Por estes dias, alguns dos mais entusiasmantes projectos independentes portugueses andam à volta do vinho de talha alentejano.
Uma herança milenar, deixada pelos romanos há 2000 anos e perpetuada em terras alentejanas por aqueles que foram mantendo viva a tradição dos seus antepassados. Esta técnica de vinificação, de grande riqueza histórica, tem vindo a ser recuperada nos últimos anos por cada vez mais adegas e produtores que têm apostado neste estilo. O vinho de talha está na moda.
Apesar de hoje se produzir vinho em ânforas e talhas de barro em praticamente todo o país, fruto das novas tendências de vinificação, o Alentejo é historicamente a região portuguesa da produção deste estilo de vinho. Dentro das suas fronteiras existem várias localidades com uma grande tradição na elaboração do vinho de talha, sendo o concelho da Vidigueira o seu epicentro e Vila de Frades a sua capital. Mas existem outras vilas e aldeias menos divulgadas que também têm a herança dos vinhos de talha, como é o caso da Amareleja, no concelho de Moura, de onde nos chega o projecto de que hoje falo.
Provavelmente o nome “Produções Anónimas” ainda não nos diz muito, mas é deste projecto que nascem os vinhos de talha Maquete Barro, produzidos por dois amigos enólogos na Amareleja. Um projecto pessoal que explora uma enologia de autor, enquanto se dá a conhecer o melhor da tradição e autenticidade alentejana do vinho de talha. Para isso arregaçaram as mangas e começaram a trabalhar duas vinhas, uma na Amareleja e outra em Montemor-o-Novo, ambas em modo de produção biológica. A vinificação é feita numa adega artesanal da Amareleja, onde se encontram as talhas antigas que usam.
O Maquete Branco 2021, é feito a partir de uma mistura de castas da vinha da Amareleja (o chamado field blend), onde podemos encontrar Diagalves, Manteúdo, Antão Vaz, Rabo de Ovelha e Roupeiro. As uvas fermentaram espontaneamente durante 15 dias em duas talhas antigas, tendo estas sido depois “abertas” em dezembro. O estágio foi feito em tarecos (pequenos potes de barro) até ao engarrafamento. O vinho foi vinificado de forma natural e sem qualquer processo de estabilização. Mostra-se de cor viva, própria da curtimenta, com um aroma sério, de fruta branca madura e sensações vegetais, num registo muito puro e contido. Boa presença de boca, num tom muito fresco, fruto da excelente acidez, com a presença da fruta em bom diálogo com as habituais notas de barro, resina e ligeira oxidação características destes vinhos. É uma excelente estreia para o projecto, este branco de talha.

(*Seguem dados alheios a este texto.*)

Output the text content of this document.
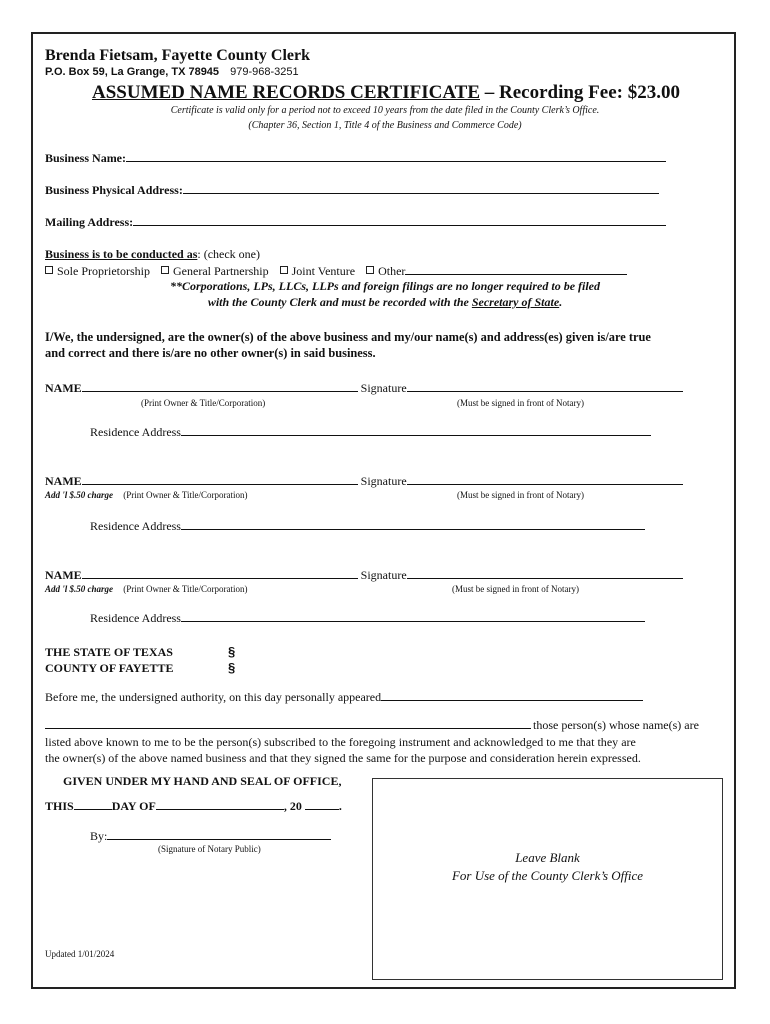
Brenda Fietsam, Fayette County Clerk
P.O. Box 59, La Grange, TX 78945 979-968-3251
ASSUMED NAME RECORDS CERTIFICATE – Recording Fee: $23.00
Certificate is valid only for a period not to exceed 10 years from the date filed in the County Clerk’s Office.
(Chapter 36, Section 1, Title 4 of the Business and Commerce Code)
Business Name:
Business Physical Address:
Mailing Address:
Business is to be conducted as: (check one)
Sole Proprietorship General Partnership Joint Venture Other
**Corporations, LPs, LLCs, LLPs and foreign filings are no longer required to be filed
with the County Clerk and must be recorded with the Secretary of State.
I/We, the undersigned, are the owner(s) of the above business and my/our name(s) and address(es) given is/are true
and correct and there is/are no other owner(s) in said business.
NAME	Signature
(Print Owner & Title/Corporation)	(Must be signed in front of Notary)
Residence Address
NAME	Signature
Add 'l $.50 charge (Print Owner & Title/Corporation)	(Must be signed in front of Notary)
Residence Address
NAME	Signature
Add 'l $.50 charge (Print Owner & Title/Corporation)	(Must be signed in front of Notary)
Residence Address
THE STATE OF TEXAS	§
COUNTY OF FAYETTE	§
Before me, the undersigned authority, on this day personally appeared
those person(s) whose name(s) are
listed above known to me to be the person(s) subscribed to the foregoing instrument and acknowledged to me that they are
the owner(s) of the above named business and that they signed the same for the purpose and consideration herein expressed.
GIVEN UNDER MY HAND AND SEAL OF OFFICE,
THIS	DAY OF	, 20	.
By:
(Signature of Notary Public)
Leave Blank
For Use of the County Clerk’s Office
Updated 1/01/2024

Já o Maquete Tinto 2021 é proveniente da vinha de Montemor e é composto pelas castas Moreto, Alicante Bouschet e Touriga Nacional. Foi vinificado precisamente da mesma forma que o branco, com a diferença que aqui o estágio foi feito em inox até ao engarrafamento. Apresenta-se aberto na cor, fruto de uma extracção comedida, focado e limpo de aromas, com sugestões de fruta vermelha, barro, notas terrosas e vegetais. De tanino fino, ataque seco e acidez bem proporcionada, é polido e elegante, com um leve travo de talha, terminando com um final muito saboroso e de média persistência.
Com imenso carácter, mas muito puros e limpos, são vinhos que dão imenso prazer a beber. Melhor estreia não se podia pedir para as Produções Anónimas e para os seus Maquete. Gostei muito, principalmente do branco. Com pvp de 18€, podem ser encontrados em garrafeiras especializadas.